One of the seven elements of an effective compliance program is the implementation of written policy, procedure, and standards of conduct. Ethics, a part of conduct standards, is the moral compass of an individual and the principles that govern a person’s behavior. Ethics and morality are also a part of the culture and the systems that determine right and wrong in the workplace. Creating an environment of high ethical values should be the goal and responsibility of every employee and leader in an organization. Compliance leads the charge in “doing the right thing” and sets an example for others.

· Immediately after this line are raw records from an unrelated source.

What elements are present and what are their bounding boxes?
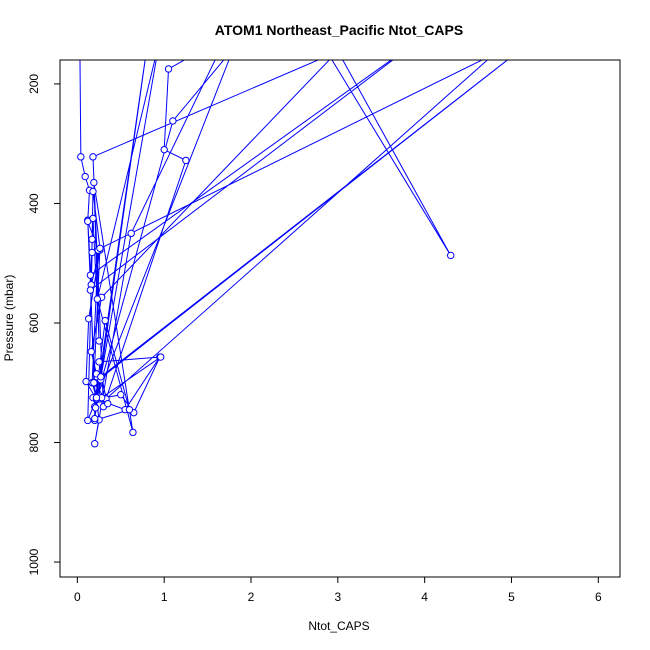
data-point xyxy=(104,399,112,408)
y-axis-label: Pressure (mbar) xyxy=(2,275,16,362)
data-point xyxy=(86,271,95,279)
data-point xyxy=(89,153,97,161)
data-point xyxy=(117,391,125,399)
data-point xyxy=(91,404,100,412)
data-point xyxy=(77,153,85,161)
data-point xyxy=(95,358,103,366)
data-point xyxy=(127,229,135,238)
y-axis: 200 400 600 800 1000 xyxy=(27,74,61,575)
data-point xyxy=(90,178,98,187)
x-axis: 0 1 2 3 4 5 6 xyxy=(74,576,602,604)
y-tick-label: 800 xyxy=(27,432,41,452)
data-point xyxy=(157,353,165,361)
y-tick-label: 200 xyxy=(27,74,41,94)
data-point xyxy=(93,295,102,303)
data-point xyxy=(89,187,97,196)
y-tick-label: 1000 xyxy=(27,548,41,575)
data-point xyxy=(90,379,98,387)
data-point xyxy=(164,65,173,73)
data-point xyxy=(84,315,93,323)
x-tick-label: 1 xyxy=(161,590,168,604)
data-point xyxy=(84,416,92,425)
data-point xyxy=(88,235,96,244)
plot-frame xyxy=(59,59,621,578)
plot-series xyxy=(79,60,509,444)
x-tick-label: 0 xyxy=(74,590,81,604)
data-point xyxy=(81,172,89,181)
data-point xyxy=(160,145,168,154)
y-tick-label: 600 xyxy=(27,313,41,333)
data-point xyxy=(169,117,177,125)
plot-points xyxy=(77,65,455,448)
y-tick-label: 400 xyxy=(27,193,41,213)
chart-title: ATOM1 Northeast_Pacific Ntot_CAPS xyxy=(215,22,463,38)
data-point xyxy=(129,428,137,437)
data-point xyxy=(88,248,96,257)
data-point xyxy=(447,251,455,260)
data-point xyxy=(125,405,134,414)
x-tick-label: 4 xyxy=(421,590,428,604)
data-point xyxy=(86,286,95,294)
data-point xyxy=(89,214,97,223)
data-point xyxy=(82,377,90,386)
data-point xyxy=(96,244,104,252)
data-point xyxy=(91,414,99,423)
data-point xyxy=(95,337,103,345)
data-point xyxy=(101,316,109,325)
data-point xyxy=(182,156,190,165)
x-axis-label: Ntot_CAPS xyxy=(308,619,369,633)
data-point xyxy=(91,440,99,448)
x-tick-label: 6 xyxy=(595,590,602,604)
data-point xyxy=(87,347,95,356)
x-tick-label: 3 xyxy=(334,590,341,604)
data-point xyxy=(92,393,101,402)
x-tick-label: 5 xyxy=(508,590,515,604)
data-point xyxy=(97,373,105,381)
x-tick-label: 2 xyxy=(248,590,255,604)
series-line xyxy=(79,60,509,444)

So, what words describe the person and duties of a healthcare compliance professional? Let’s start with “problem-solver,” someone who researches issues and systematically seeks to find resolution. Maybe “integrity” comes to mind—someone who is consistently honest and trustworthy. What about “detailed,” an individual that is innately focused, able to uncover the fine points, and ask the right questions to discover root causes in an organized fashion. A compliance professional often is a “facilitator,” one who directs the subject matter experts, keeps the group on task, and can summarize holistically. There are many more terms, phrases, or words to describe the healthcare compliance profession and its people, but there is one description that is rarely associated with compliance—customer service.

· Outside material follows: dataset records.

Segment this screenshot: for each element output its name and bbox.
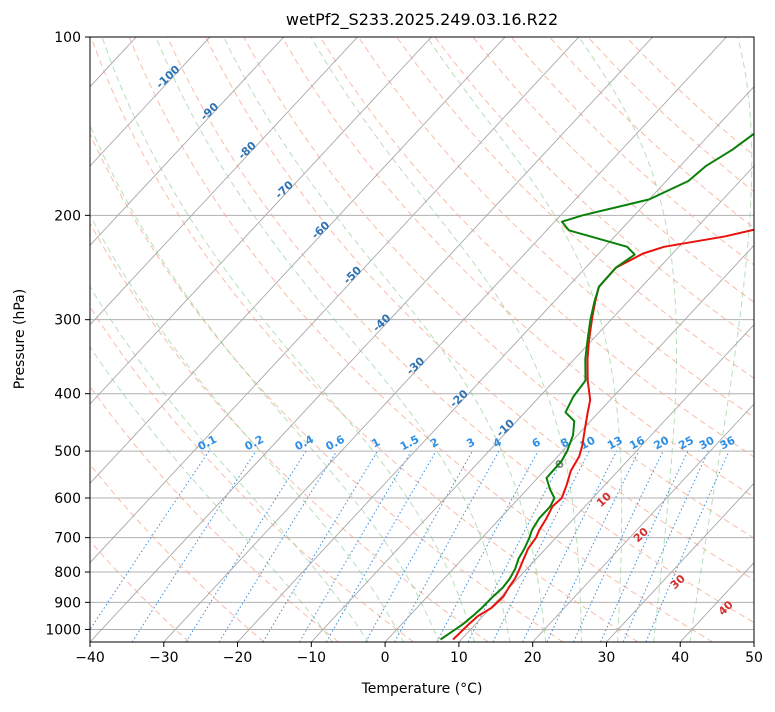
isotherm-line (754, 37, 775, 642)
y-tick-label: 300 (54, 313, 81, 329)
y-axis-label: Pressure (hPa) (12, 289, 28, 389)
chart-title: wetPf2_S233.2025.249.03.16.R22 (286, 10, 558, 30)
y-tick-label: 800 (54, 565, 81, 581)
x-tick-label: 10 (450, 650, 468, 666)
y-tick-label: 1000 (45, 622, 81, 638)
x-tick-label: −30 (149, 650, 179, 666)
x-tick-label: −40 (75, 650, 105, 666)
y-tick-label: 200 (54, 208, 81, 224)
x-tick-label: 0 (381, 650, 390, 666)
x-tick-label: −10 (297, 650, 327, 666)
y-tick-label: 600 (54, 491, 81, 507)
plot-background (90, 37, 754, 642)
x-tick-label: 50 (745, 650, 763, 666)
y-tick-label: 400 (54, 387, 81, 403)
x-tick-label: 30 (598, 650, 616, 666)
y-tick-label: 500 (54, 444, 81, 460)
y-tick-label: 100 (54, 30, 81, 46)
x-tick-label: 20 (524, 650, 542, 666)
x-tick-label: 40 (671, 650, 689, 666)
isotherm-line (0, 37, 62, 642)
x-axis-label: Temperature (°C) (361, 681, 483, 697)
y-tick-label: 700 (54, 531, 81, 547)
y-tick-label: 900 (54, 595, 81, 611)
x-tick-label: −20 (223, 650, 253, 666)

Customer service enhances compliance
I’ve googled “customer service” many times; there are various terms and phrases to describe customer service, but “compliance” is not one I’ve found. The same is true when researching compliance: “customer service,” especially in healthcare compliance, is absent. So, what am I suggesting? I am suggesting putting “good customer service” in the core description of the compliance profession.
You may want to know how good customer service enhances the compliance professional and/or the job. In searching for guidance on providing good customer service, I found an article entitled, “The 20 Most Important Customer Service Skills You Need To Have” on a blog for a scheduling company, Sling.
The 20-point list includes having respect, patience, self-control, concern, attentiveness, empathy, flexibility, communication skills, effective listening, responsibility, efficiency, tenacity, positive attitude, decisiveness, persistence, creativity, a sense of humor, assertiveness, persuasiveness, and not getting offended easily. Each one of the attributes is ideal for a compliance professional. My daily walk includes interacting with operational leaders that design and defend workflows, collaborating with departments to devise plans for urgent change initiatives, coordinating with information technology and training departments to teach and orient employees, investigating anonymous complaints to correct and prevent future occurrences, directing vendors to meet the business need, speaking directly with a patient when problems yet unresolved locally have resulted in escalation, and more. In every one of these instances I want to be led by my innate desire to provide extraordinary customer service in a way that appropriately represents my morals and ethics, as well as my Catholic hospital’s ministry, mission, and vision. I want the testimony of every person I encounter to be one of satisfaction, compassion, and competence. Even when I am delivering news that is not the most desirable, or directing on an action item to foster improvement, probing for answers, reminding of deadlines, I try to get it done with the greatest accentuation on customer service possible. Good customer service is a way to exemplify moral compass, ethics, and culture.